Sözü fazla uzatmayacağım. Sadece geçmişte gördüklerimi bir miktar iletmek istiyorum. 2020 yılının Mayıs ayından itibaren, salgın sebebiyle 1,5 yıl boyunca uzaktan eğitim sürecini yaşadık. Bu dönemde;
- Öğretmenler uzaktan eğitim verme noktasında çok yetersizdiler.
- Web ile ilgili yazılımları kullanmada çoğunluğun bilgisi yoktu.
- Evlerde yeterli internet ve uygun bilgisayar bulunmuyordu.
- Yüzde 90’lık kitlede sadece eğlence için kullanılan cep telefonları vardı.
- Kullanılan 7-9 inch ekranlı, kalitesiz tabletler konuya yoğunlaşmayı sağlayamadı.
- Uygulama içerikli dersler kesinlikle işlenemedi.
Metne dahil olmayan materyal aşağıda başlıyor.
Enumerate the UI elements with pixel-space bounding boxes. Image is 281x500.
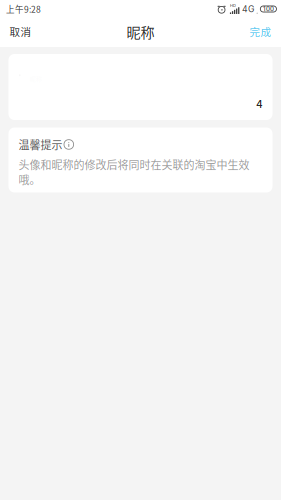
staticText: 100 (263, 5, 274, 13)
button[interactable]: 取消 (0, 18, 41, 45)
staticText: 4G (242, 4, 254, 14)
staticText: 昵称 (126, 21, 154, 42)
button[interactable]: 完成 (240, 18, 281, 45)
staticText: 完成 (250, 24, 272, 39)
staticText: 头像和昵称的修改后将同时在关联的淘宝中生效哦。 (18, 156, 250, 188)
staticText: 取消 (9, 24, 31, 39)
staticText: HD (230, 3, 236, 8)
button[interactable]: 昵称 (8, 54, 272, 120)
staticText: 上午9:28 (6, 3, 41, 15)
staticText: 4 (256, 98, 263, 110)
staticText: 温馨提示 (18, 136, 62, 152)
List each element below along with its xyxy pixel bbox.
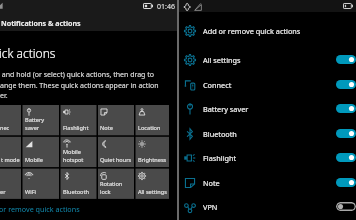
button[interactable]: Flashlight [179,146,356,170]
button[interactable]: WiFi [23,169,60,199]
button[interactable] [0,137,21,167]
staticText: Mobile hotspot [63,148,84,164]
staticText: Notifications & actions [1,18,81,28]
staticText: All settings [203,55,241,65]
button[interactable]: Mobile hotspot [61,137,97,167]
button[interactable]: VPN [179,195,356,219]
staticText: t mode [1,156,20,164]
staticText: Battery saver [25,116,45,132]
button[interactable]: Switch on [336,129,356,138]
button[interactable]: Switch on [336,55,356,64]
staticText: WiFi [25,188,36,196]
button[interactable]: Battery saver [179,97,356,121]
staticText: Add or remove quick actions [203,26,301,36]
staticText: Connect [203,80,232,90]
button[interactable]: Connect [179,73,356,97]
button[interactable]: Note [179,171,356,195]
staticText: Mobile [25,156,43,164]
button[interactable]: Mobile [23,137,60,167]
button[interactable]: nect [0,105,10,135]
staticText: or remove quick actions [0,204,80,214]
staticText: Note [100,124,113,132]
button[interactable]: All settings [136,169,170,199]
staticText: and hold (or select) quick actions, then… [0,70,159,100]
staticText: Bluetooth [203,129,237,139]
staticText: Quiet hours [100,156,132,164]
button[interactable]: t mode [0,137,20,167]
staticText: Brightness [138,156,167,164]
staticText: Flashlight [203,153,237,163]
button[interactable]: Bluetooth [179,122,356,146]
button[interactable]: Quiet hours [98,137,134,167]
button[interactable]: Battery saver [23,105,60,135]
staticText: era [0,188,8,196]
button[interactable]: Switch on [336,80,356,89]
staticText: Battery saver [203,104,249,114]
button[interactable]: All settings [179,48,356,72]
button[interactable]: Brightness [136,137,170,167]
staticText: Note [203,178,220,188]
staticText: Rotation lock [100,180,123,196]
staticText: 01:46 [157,2,175,12]
button[interactable]: Bluetooth [61,169,97,199]
button[interactable]: Switch on [336,153,356,162]
button[interactable]: Note [98,105,134,135]
staticText: Flashlight [63,124,89,132]
button[interactable]: era [0,169,8,199]
button[interactable]: Add or remove quick actions [179,19,356,43]
button[interactable]: Switch on [336,104,356,113]
staticText: nect [0,124,10,132]
button[interactable] [0,105,21,135]
staticText: All settings [138,188,167,196]
button[interactable]: Location [136,105,170,135]
button[interactable]: Switch off [336,202,356,211]
staticText: VPN [203,202,218,212]
staticText: Bluetooth [63,188,89,196]
button[interactable]: Flashlight [61,105,97,135]
button[interactable] [0,169,21,199]
button[interactable]: Switch on [336,178,356,187]
button[interactable]: Rotation lock [98,169,134,199]
staticText: ick actions [0,45,56,61]
staticText: Location [138,124,161,132]
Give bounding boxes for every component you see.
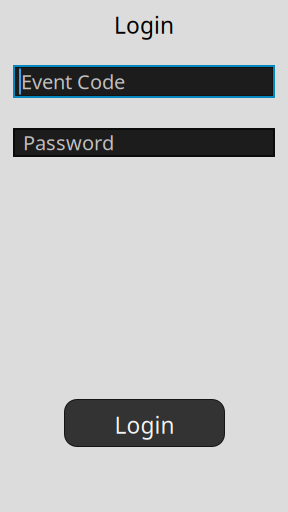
button[interactable]: Login bbox=[64, 399, 225, 447]
button[interactable]: Event Code bbox=[14, 66, 274, 97]
staticText: Login bbox=[114, 10, 174, 40]
button[interactable]: Password bbox=[14, 129, 274, 156]
staticText: Password bbox=[23, 129, 114, 156]
staticText: Login bbox=[114, 410, 174, 440]
staticText: Event Code bbox=[21, 68, 125, 95]
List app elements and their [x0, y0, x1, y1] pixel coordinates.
MEB’in ilçe ve il amirleri okul idarecilerine ve öğretmenlere baskı yaparak EBA (Eğitim, bilişim ağı) adı verilen web sitesinin çok kullanılmasını istediler. Lakin bu sitede okullarda gösterilen derslerin sadece yüzde 5’i kadar içerik (anlatım) mevcut idi.
Salgın döneminde bir meslek lisesinde idareci olarak çalışıyordum. Aynı zamanda haftada 6 saat ders de veriyordum. Uzaktan yapılan derslere öğrencilerin yüzde 90’ı maalesef katılmadı. Gerekçe olarak da “Elektrik yok, tabletim yok, internetim yok” dediler.
Uzaktan yapılan eğitim fiyaskoyla sonuçlandı. Öğrencilerin 1,5 yıl okuldan uzaklaşması sebebiyle birçok ruhsal ve pedagojik sorunlar da ortaya çıktı. Öğrenmeye, deneye karşı olan direnç de arttı.
Sonuç olarak, toplumun ortalama eğitim seviyesinin 4-5 yıl arasında, ailelerin yüzde 70’inin fakir olduğu ülkemizde “okuma, öğrenme, bilim, kültür, merak, araştırma, uygulama” kavramları itibar görmüyor. Evde yatarak ders yapılamaz. Bu, kendimizi kandırmaktan başka bir şey değildir.
Uygulamalı derslerin olduğu üniversite bölümleri mutlaka açık olmalıdır.